[JLab] When are deferred extensions that define functionality triggered by UI interactions loaded?

From the doc for deferredExtensions -

deferredExtensions controls which extensions should not load until they are required by something, irrespective of whether they set autoStart to true.

However, if an extension that is independent (not required by any other extension) and defining functionality that can be triggered only through UI interactions (say a menu item or a command palette item) were to be deferred, will it be loaded at all?

Is it valid to assume that such an extension is not a good candidate to be deferred?

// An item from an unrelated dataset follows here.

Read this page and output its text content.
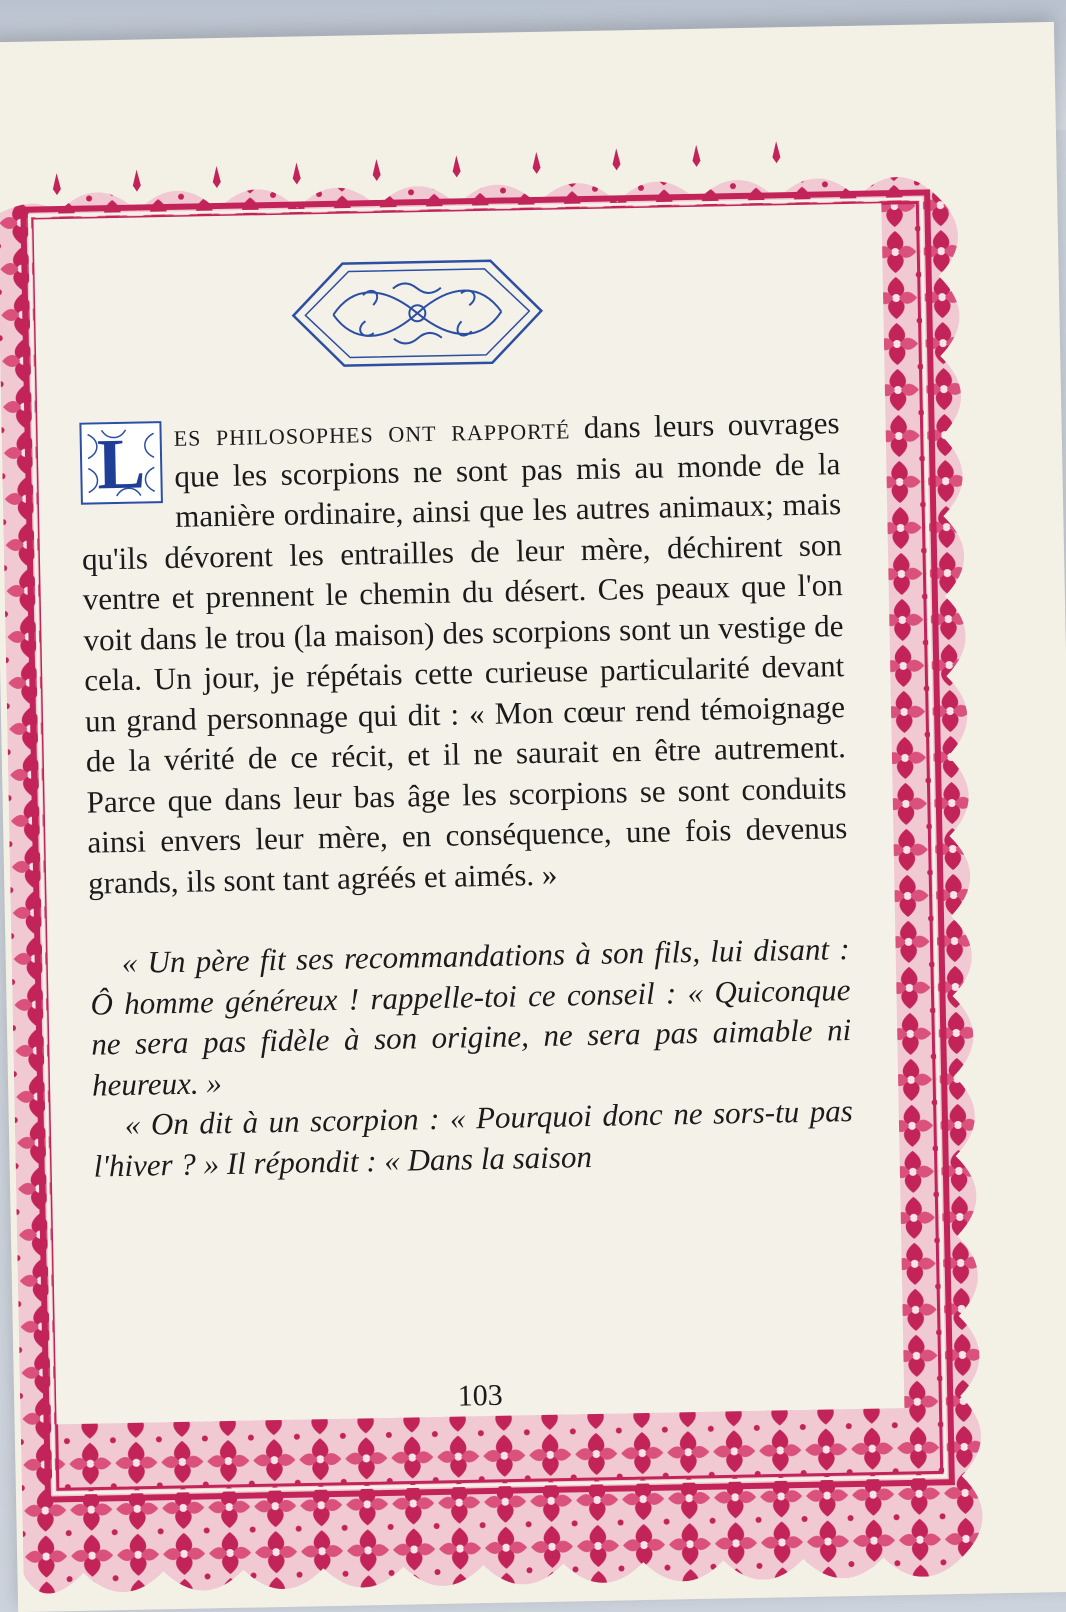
L es philosophes ont rapporté dans leurs ouvrages que les scorpions ne sont pas mis au monde de la manière ordinaire, ainsi que les autres animaux; mais qu'ils dévorent les entrailles de leur mère, déchirent son ventre et prennent le chemin du désert. Ces peaux que l'on voit dans le trou (la maison) des scorpions sont un vestige de cela. Un jour, je répétais cette curieuse particularité devant un grand personnage qui dit : « Mon cœur rend témoignage de la vérité de ce récit, et il ne saurait en être autrement. Parce que dans leur bas âge les scorpions se sont conduits ainsi envers leur mère, en conséquence, une fois devenus grands, ils sont tant agréés et aimés. »
« Un père fit ses recommandations à son fils, lui disant : Ô homme généreux ! rappelle-toi ce conseil : « Quiconque ne sera pas fidèle à son origine, ne sera pas aimable ni heureux. »
« On dit à un scorpion : « Pourquoi donc ne sors-tu pas l'hiver ? » Il répondit : « Dans la saison
103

Right: the deferred extension mechanism is for fairly specific use cases, and doesn’t really support much dynamism. One could for example ship a “core” extension and mountain of provider extensions (think IGitLabManager, IGitHubManager, etc.) that might not make sense to all be loaded at once, so none of them would be loaded, and would need to be configured explicitly.

For the more general case, as pertains to the bottom-line load time (e.g. the moon animation starts), one can rely on using dynamic import statements at natural async boundaries. This pattern is encouraged, for example, when registering new Jupyter Widgets, as its registerWidgets needs some concrete information (the name and version of the widget) up-front, but accepts a promise for the actual implementation, such as in bqplot.

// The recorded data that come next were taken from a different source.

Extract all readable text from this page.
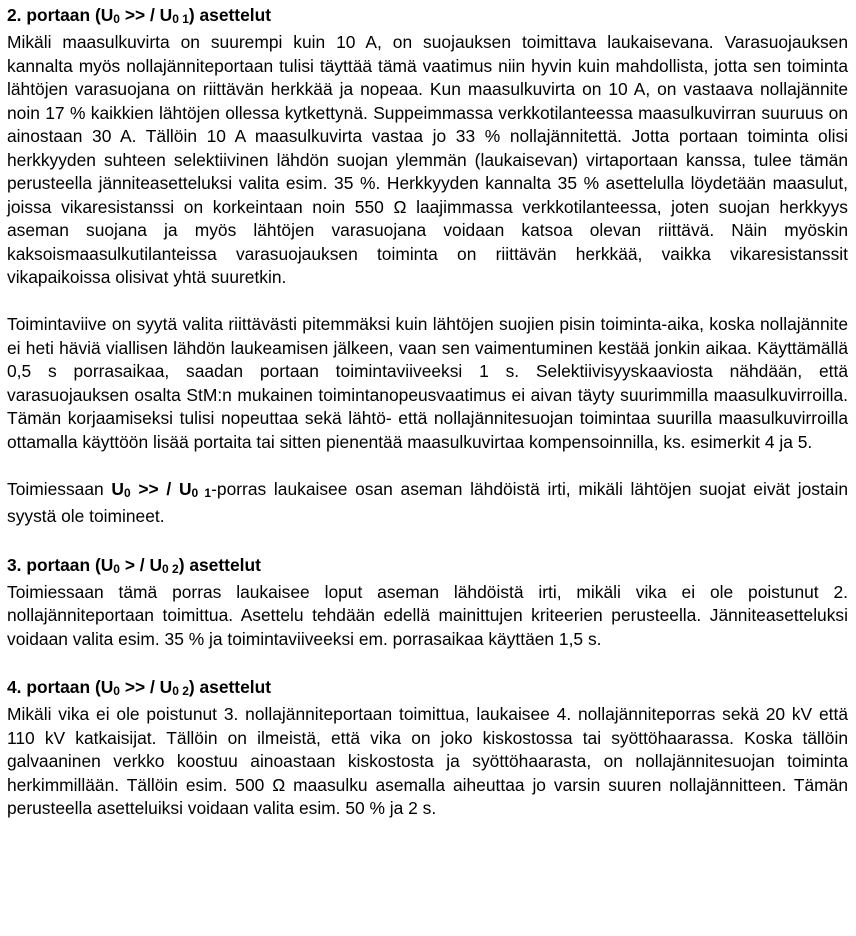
2. portaan ($U_0$ >> / $U_{0 1}$) asettelut

Mikäli maasulkuvirta on suurempi kuin 10 A, on suojauksen toimittava laukaisevana. Varasuojauksen kannalta myös nollajänniteportaan tulisi täyttää tämä vaatimus niin hyvin kuin mahdollista, jotta sen toiminta lähtöjen varasuojana on riittävän herkkää ja nopeaa. Kun maasulkuvirta on 10 A, on vastaava nollajännite noin 17 % kaikkien lähtöjen ollessa kytkettynä. Suppeimmassa verkkotilanteessa maasulkuvirran suuruus on ainostaan 30 A. Tällöin 10 A maasulkuvirta vastaa jo 33 % nollajännitettä. Jotta portaan toiminta olisi herkkyyden suhteen selektiivinen lähdön suojan ylemmän (laukaisevan) virtaportaan kanssa, tulee tämän perusteella jänniteasetteluksi valita esim. 35 %. Herkkyyden kannalta 35 % asettelulla löydetään maasulut, joissa vikaresistanssi on korkeintaan noin 550 Ω laajimmassa verkkotilanteessa, joten suojan herkkyys aseman suojana ja myös lähtöjen varasuojana voidaan katsoa olevan riittävä. Näin myöskin kaksoismaasulkutilanteissa varasuojauksen toiminta on riittävän herkkää, vaikka vikaresistanssit vikapaikoissa olisivat yhtä suuretkin.

Toimintaviive on syytä valita riittävästi pitemmäksi kuin lähtöjen suojien pisin toiminta-aika, koska nollajännite ei heti häviä viallisen lähdön laukeamisen jälkeen, vaan sen vaimentuminen kestää jonkin aikaa. Käyttämällä 0,5 s porrasaikaa, saadan portaan toimintaviiveeksi 1 s. Selektiivisyyskaaviosta nähdään, että varasuojauksen osalta StM:n mukainen toimintanopeusvaatimus ei aivan täyty suurimmilla maasulkuvirroilla. Tämän korjaamiseksi tulisi nopeuttaa sekä lähtö- että nollajännitesuojan toimintaa suurilla maasulkuvirroilla ottamalla käyttöön lisää portaita tai sitten pienentää maasulkuvirtaa kompensoinnilla, ks. esimerkit 4 ja 5.

Toimiessaan $U_0$ >> / $U_{0 1}$-porras laukaisee osan aseman lähdöistä irti, mikäli lähtöjen suojat eivät jostain syystä ole toimineet.

3. portaan ($U_0$ > / $U_{0 2}$) asettelut

Toimiessaan tämä porras laukaisee loput aseman lähdöistä irti, mikäli vika ei ole poistunut 2. nollajänniteportaan toimittua. Asettelu tehdään edellä mainittujen kriteerien perusteella. Jänniteasetteluksi voidaan valita esim. 35 % ja toimintaviiveeksi em. porrasaikaa käyttäen 1,5 s.

4. portaan ($U_0$ >> / $U_{0 2}$) asettelut

Mikäli vika ei ole poistunut 3. nollajänniteportaan toimittua, laukaisee 4. nollajänniteporras sekä 20 kV että 110 kV katkaisijat. Tällöin on ilmeistä, että vika on joko kiskostossa tai syöttöhaarassa. Koska tällöin galvaaninen verkko koostuu ainoastaan kiskostosta ja syöttöhaarasta, on nollajännitesuojan toiminta herkimmillään. Tällöin esim. 500 Ω maasulku asemalla aiheuttaa jo varsin suuren nollajännitteen. Tämän perusteella asetteluiksi voidaan valita esim. 50 % ja 2 s.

A pithy example might look like:

// doesn't trigger up-front load
import type { Thing } from 'the-big-thing';

activate(app: JupyterFrontEnd): void {
  app.commands.register('do-big-thing', {
    execute: async (args: any): Promise<Thing> =>  {
       // actually load
       const { Thing } = await import('the-big-thing');
       return Thing(args);
    }
  })
}

Of course, the type isn’t super relevant in a command setting, as it’s one of the “squishier” untyped interfaces, so no downstream will really be able to make use of these typings.

2 Likes

Thanks, this is very helpful!

I am indeed looking to decrease the load-time by deferring plugins to when they are needed. However, all the plugins involved are external and I do not have access to the source to use the dynamic import strategy mentioned.

I’ll look into potentially disabling a few extensions instead.

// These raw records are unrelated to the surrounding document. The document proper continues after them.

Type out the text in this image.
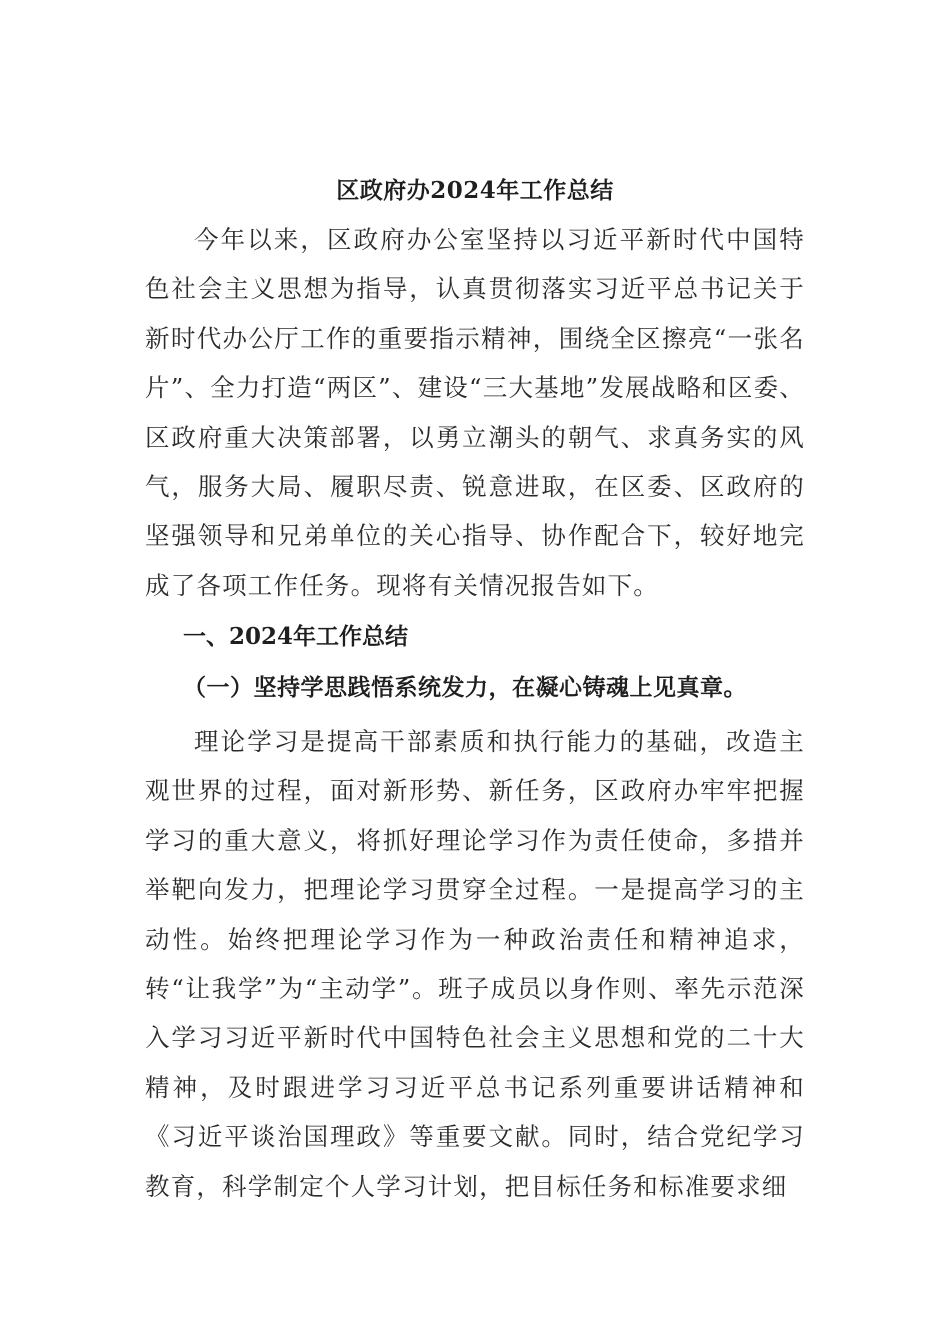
区政府办2024年工作总结

今年以来，区政府办公室坚持以习近平新时代中国特色社会主义思想为指导，认真贯彻落实习近平总书记关于新时代办公厅工作的重要指示精神，围绕全区擦亮“一张名片”、全力打造“两区”、建设“三大基地”发展战略和区委、区政府重大决策部署，以勇立潮头的朝气、求真务实的风气，服务大局、履职尽责、锐意进取，在区委、区政府的坚强领导和兄弟单位的关心指导、协作配合下，较好地完成了各项工作任务。现将有关情况报告如下。

一、2024年工作总结
（一）坚持学思践悟系统发力，在凝心铸魂上见真章。

理论学习是提高干部素质和执行能力的基础，改造主观世界的过程，面对新形势、新任务，区政府办牢牢把握学习的重大意义，将抓好理论学习作为责任使命，多措并举靶向发力，把理论学习贯穿全过程。一是提高学习的主动性。始终把理论学习作为一种政治责任和精神追求，转“让我学”为“主动学”。班子成员以身作则、率先示范深入学习习近平新时代中国特色社会主义思想和党的二十大精神，及时跟进学习习近平总书记系列重要讲话精神和《习近平谈治国理政》等重要文献。同时，结合党纪学习教育，科学制定个人学习计划，把目标任务和标准要求细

Yep. Getting load time down is a team effort.

There’s some work on this PR to create a developer- or end-user-installable plugin for benchmarking/profiling which might end up being helpful for your investigations.

A longer con would be make this available in an easy-to-consume format for extension developers, e.g. a github action:

- use: jupyterlab/benchmarking@vX
  with:
    extensions:
      - dist/my-extension-*.whl # and probably even auto-detect this
    output: build/reports/jupyter-benchmarking

As to actually fixing an issue once found: a lot of it boils down to the techniques above, and ensuring that multiple packages can reuse the same sharedModules. I guess it just takes the hard work of making the case for performance vs simplicity and getting a PR through the upstreams… I’ve had it take… years.

1 Like

Thanks! I’ve been following Mike’s PR for a while now and have gotten in touch with him recently; looking forward to the profiler extension.

I’ve been trying to improve performance related stuff in Jupyterlab for a while now, though nowhere as long as years. :sweat_smile:

For the original issue of potentially disabling extensions, is there a plan to add UI to enable/disable pre-built extensions? I feel that it could be a step in the right direction, if the user had the ability to enable only the required extensions, just using UI. If you’d rather this discussion were in Github, I’m happy to open an issue to discuss it further.

FTR - logged UI to enable/disable pre-built extensions · Issue #13689 · jupyterlab/jupyterlab · GitHub to discuss the possibility of adding UI for enabling/disabling pre-built extensions.